# Files

One of the most fundamental and common way to persist or retrieve information is from files.
There are many specialised software libraries that we can use within python to work with common file types.

Therefore, here we give a generic overview how to access files, read and write information. \
We will use a basic text file for this.


## Reading

To read from a file, we first need to check if it exists, then open it.
Python provides a nice way of doing this with the ```with``` keyword. \
Under the hood, the ```with``` statement provides a context manager for unmanaged ressources (such as files, access to databases, URLs, etc). 
We can use it to avoid a try-except construction, and the statement also cleans up afterwards, closes the file, etc.

The general syntax is:
```
with open(file_name, 'r') as file:
    # do something with the file
```

We note:
* The call to ```open()``` opens the file and returns an object that we can then use. 
* We specify the path and name of the file as the first argument.
* We open the file in read-only mode (to prevent accidental write access or because we do not have write privileges)

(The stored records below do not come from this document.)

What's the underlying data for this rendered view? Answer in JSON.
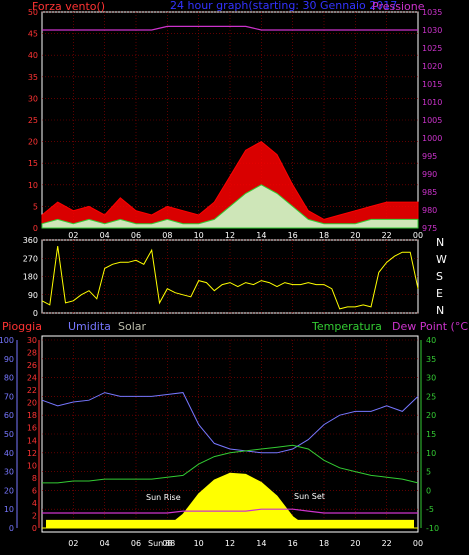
{
  "header": {
    "left": "Forza vento()",
    "center": "24 hour graph(starting: 30 Gennaio 2017",
    "right": "Pressione"
  },
  "colors": {
    "bg": "#000000",
    "wind": "#ff0000",
    "wind_avg": "#33cc33",
    "wind_low": "#ccffcc",
    "pressure": "#cc33cc",
    "direction": "#ffff00",
    "humidity": "#7777ff",
    "temperature": "#33cc33",
    "dewpoint": "#cc33cc",
    "solar": "#ffff00",
    "rain": "#ff3333",
    "grid": "#990000",
    "frame": "#ffffff"
  },
  "time_ticks": [
    "02",
    "04",
    "06",
    "08",
    "10",
    "12",
    "14",
    "16",
    "18",
    "20",
    "22",
    "00"
  ],
  "panel1": {
    "title_left": "Forza vento()",
    "title_right": "Pressione",
    "left_ticks": [
      "50",
      "45",
      "40",
      "35",
      "30",
      "25",
      "20",
      "15",
      "10",
      "5",
      "0"
    ],
    "right_ticks": [
      "1035",
      "1030",
      "1025",
      "1020",
      "1015",
      "1010",
      "1005",
      "1000",
      "995",
      "990",
      "985",
      "980",
      "975"
    ],
    "ylim_wind": [
      0,
      50
    ],
    "ylim_pressure": [
      975,
      1035
    ]
  },
  "panel2": {
    "left_ticks": [
      "360",
      "270",
      "180",
      "90",
      "0"
    ],
    "right_labels": [
      "N",
      "W",
      "S",
      "E",
      "N"
    ],
    "ylim": [
      0,
      360
    ]
  },
  "panel3": {
    "headers": {
      "pioggia": "Pioggia",
      "umidita": "Umidita",
      "solar": "Solar",
      "temperatura": "Temperatura",
      "dew": "Dew Point (°C)"
    },
    "humidity_ticks": [
      "100",
      "90",
      "80",
      "70",
      "60",
      "50",
      "40",
      "30",
      "20",
      "10",
      "0"
    ],
    "rain_ticks": [
      "30",
      "28",
      "26",
      "24",
      "22",
      "20",
      "18",
      "16",
      "14",
      "12",
      "10",
      "8",
      "6",
      "4",
      "2",
      "0"
    ],
    "temp_ticks": [
      "40",
      "35",
      "30",
      "25",
      "20",
      "15",
      "10",
      "5",
      "0",
      "-5",
      "-10"
    ],
    "sun_rise": "Sun Rise",
    "sun_set": "Sun Set",
    "sun_tick": "Sun",
    "sun_tick2": "88"
  },
  "chart_data": [
    {
      "type": "line",
      "x": [
        0,
        1,
        2,
        3,
        4,
        5,
        6,
        7,
        8,
        9,
        10,
        11,
        12,
        13,
        14,
        15,
        16,
        17,
        18,
        19,
        20,
        21,
        22,
        23,
        24
      ],
      "series": [
        {
          "values": [
            3,
            6,
            4,
            5,
            3,
            7,
            4,
            3,
            5,
            4,
            3,
            6,
            12,
            18,
            20,
            17,
            10,
            4,
            2,
            3,
            4,
            5,
            6,
            6,
            6
          ]
        },
        {
          "values": [
            1,
            2,
            1,
            2,
            1,
            2,
            1,
            1,
            2,
            1,
            1,
            2,
            5,
            8,
            10,
            8,
            5,
            2,
            1,
            1,
            1,
            2,
            2,
            2,
            2
          ]
        },
        {
          "values": [
            1030,
            1030,
            1030,
            1030,
            1030,
            1030,
            1030,
            1030,
            1031,
            1031,
            1031,
            1031,
            1031,
            1031,
            1030,
            1030,
            1030,
            1030,
            1030,
            1030,
            1030,
            1030,
            1030,
            1030,
            1030
          ]
        }
      ]
    },
    {
      "type": "line",
      "x": [
        0,
        0.5,
        1,
        1.5,
        2,
        2.5,
        3,
        3.5,
        4,
        4.5,
        5,
        5.5,
        6,
        6.5,
        7,
        7.5,
        8,
        8.5,
        9,
        9.5,
        10,
        10.5,
        11,
        11.5,
        12,
        12.5,
        13,
        13.5,
        14,
        14.5,
        15,
        15.5,
        16,
        16.5,
        17,
        17.5,
        18,
        18.5,
        19,
        19.5,
        20,
        20.5,
        21,
        21.5,
        22,
        22.5,
        23,
        23.5,
        24
      ],
      "series": [
        {
          "values": [
            60,
            40,
            330,
            50,
            60,
            90,
            110,
            70,
            220,
            240,
            250,
            250,
            260,
            240,
            310,
            50,
            120,
            100,
            90,
            80,
            160,
            150,
            110,
            140,
            150,
            130,
            150,
            140,
            160,
            150,
            130,
            150,
            140,
            140,
            150,
            140,
            140,
            120,
            20,
            30,
            30,
            40,
            30,
            200,
            250,
            280,
            300,
            300,
            120
          ]
        }
      ]
    },
    {
      "type": "line",
      "x": [
        0,
        1,
        2,
        3,
        4,
        5,
        6,
        7,
        8,
        9,
        10,
        11,
        12,
        13,
        14,
        15,
        16,
        17,
        18,
        19,
        20,
        21,
        22,
        23,
        24
      ],
      "series": [
        {
          "values": [
            68,
            65,
            67,
            68,
            72,
            70,
            70,
            70,
            71,
            72,
            55,
            45,
            42,
            41,
            40,
            40,
            42,
            47,
            55,
            60,
            62,
            62,
            65,
            62,
            70
          ]
        },
        {
          "values": [
            1,
            1,
            1,
            1,
            1,
            1,
            1,
            1,
            1,
            1,
            1,
            1,
            1,
            1,
            1,
            1,
            1,
            1,
            1,
            1,
            1,
            1,
            1,
            1,
            1
          ]
        },
        {
          "values": [
            0,
            0,
            0,
            0,
            0,
            0,
            0,
            0,
            10,
            120,
            300,
            420,
            480,
            470,
            400,
            280,
            100,
            0,
            0,
            0,
            0,
            0,
            0,
            0,
            0
          ]
        },
        {
          "values": [
            2,
            2,
            2.5,
            2.5,
            3,
            3,
            3,
            3,
            3.5,
            4,
            7,
            9,
            10,
            10.5,
            11,
            11.5,
            12,
            11,
            8,
            6,
            5,
            4,
            3.5,
            3,
            2
          ]
        },
        {
          "values": [
            -6,
            -6,
            -6,
            -6,
            -6,
            -6,
            -6,
            -6,
            -6,
            -5.5,
            -5.5,
            -5.5,
            -5.5,
            -5.5,
            -5,
            -5,
            -5,
            -5.5,
            -6,
            -6,
            -6,
            -6,
            -6,
            -6,
            -6
          ]
        }
      ]
    }
  ]
}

The following example reads the whole content of the file. \
*Note*: Remeber the comment about generators, reading the whole file works well here - but not for large file.

In [3]:
file_name = 'example_file.txt'

with open(file_name, 'r') as file:
    contents = file.read()

print(contents)

This is the first line.
This is the second line.
This is the third line.

Lorem ipsum dolor sit amet, consectetur adipiscing elit.
Nunc semper, massa efficitur efficitur dictum, augue massa varius felis, in laoreet dui felis non ante.



We can also read line by line:

We can use the method ```rstrip()``` to remove any trailing characters such as spaces (which is also the default argument)

In [5]:
file_name = 'example_file.txt'

with open(file_name, 'r') as file:
    for line in file:
        print(line.rstrip())

This is the first line.
This is the second line.
This is the third line.

Lorem ipsum dolor sit amet, consectetur adipiscing elit.
Nunc semper, massa efficitur efficitur dictum, augue massa varius felis, in laoreet dui felis non ante.


Using the qualifier ```w``` we can write (and overwrite) files, using ```a```, we append to files, rather than ovewrite them.

**Exercise** \
Write the first 10 digits of the Fibonacci series to a file.

**Hints**
* Writing to a file works with strings, you need to convert the number to a string.
* Improve readability by adding a new line after each number. You can do this by "adding" another string ```' \n'``` to the converted number. This is an "escape character", that is interpreted by output methods (such as, e.g. writing to a file, print). [Other escape characters](https://www.w3schools.com/python/gloss_python_escape_characters.asp) exist as well.

In [None]:
# ... your code here ....

## Reading files in chunks

If we want to make sure that we do not run into memory problems, we can use the ```yield``` statement and define a generator.
Here we use, that the method ```read(chunk_size)``` takes an optional argument that defines how much we read at a time.


In [10]:
def read_chunk (file, chunk_size=64):
    while True:
        content = file.read(chunk_size)
        if not content:
            break
        yield content
    
file_name = 'example_file.txt'
with open(file_name) as f:
    for chunk in read_chunk(f):
        print(chunk)
        print('---')

This is the first line.
This is the second line.
This is the thi
---
rd line.

Lorem ipsum dolor sit amet, consectetur adipiscing eli
---
t.
Nunc semper, massa efficitur efficitur dictum, augue massa va
---
rius felis, in laoreet dui felis non ante.

---


Note that now we do not read the entire file, nor the line (e.g. the file might not have line breaks) but chunks of size "chunk_size", whether or not they coincide with lines.
To recover lines, we would have to post-process what we read - however, if we process large files we do not run a risk that we overload our system.